SM_MODEL_DIR=/opt/ml/model

The code below uses the output location to write non-model training artifacts:

SM_OUTPUT_DATA_DIR=/opt/ml/output

Now, using the below code, you can pass the SageMaker environment variables as arguments so you can still run the script outside the SageMaker:

# SageMaker default SM_MODEL_DIR=/opt/ml/model
if os.getenv("SM_MODEL_DIR") is None:
    os.environ["SM_MODEL_DIR"] = os.getcwd() + '/model'

# SageMaker default SM_OUTPUT_DATA_DIR=/opt/ml/output
if os.getenv("SM_OUTPUT_DATA_DIR") is None:
    os.environ["SM_OUTPUT_DATA_DIR"] = os.getcwd() + '/output'

# SageMaker default SM_CHANNEL_TRAINING=/opt/ml/input/data/training
if os.getenv("SM_CHANNEL_TRAINING") is None:
    os.environ["SM_CHANNEL_TRAINING"] = os.getcwd() + '/data'

if __name__ == '__main__':
    parser = argparse.ArgumentParser()
    parser.add_argument('--train', type=str,default=os.environ.get('SM_CHANNEL_TRAINING'))
    parser.add_argument('--model_dir', type=str, default=os.environ.get('SM_MODEL_DIR'))
    parser.add_argument('--output_dir', type=str, default=os.environ.get('SM_OUTPUT_DATA_DIR'))

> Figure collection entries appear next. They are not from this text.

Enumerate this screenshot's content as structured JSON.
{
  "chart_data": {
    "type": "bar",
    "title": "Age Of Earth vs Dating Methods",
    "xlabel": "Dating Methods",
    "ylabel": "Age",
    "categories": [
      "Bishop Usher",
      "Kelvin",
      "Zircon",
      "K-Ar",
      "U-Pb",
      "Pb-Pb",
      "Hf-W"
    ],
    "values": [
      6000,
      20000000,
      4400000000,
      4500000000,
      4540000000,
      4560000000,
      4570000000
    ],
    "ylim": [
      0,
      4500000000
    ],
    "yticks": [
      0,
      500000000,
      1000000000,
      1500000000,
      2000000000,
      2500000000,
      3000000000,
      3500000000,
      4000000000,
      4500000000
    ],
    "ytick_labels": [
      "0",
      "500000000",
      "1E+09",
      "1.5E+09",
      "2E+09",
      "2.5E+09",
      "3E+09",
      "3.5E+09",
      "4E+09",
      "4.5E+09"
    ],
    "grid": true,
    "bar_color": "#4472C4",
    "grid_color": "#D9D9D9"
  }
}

AWS SageMaker Experiments for Organizing, tracking and comparing ML trainings

Amazon SageMaker Experiments helps you to group, organize and track your ML iterations when you have lots of experiences with different preprocessing configurations, different hyperparameters or even different ML algorithms to test.

AWS SageMaker Experiments automatically tracks the inputs, parameters, configurations, and results of your iterations as trials. You can assign, group, and organize these trials into experiments. It is integrated with Studio, providing a visual interface to browse your active and past experiments, compare trials on key performance metrics, and identify the best-performing models.

Conclusion

This blog post shows you how to use AWS SageMaker Python SDK with your preferred local IDE (for this case, we use PyCharm) to take full advantage of AWS SageMaker to develop, train and test ML algorithms.

We also introduce AWS SageMaker Experiments which helps in the organization and tracking of different experiments in SageMaker Studio.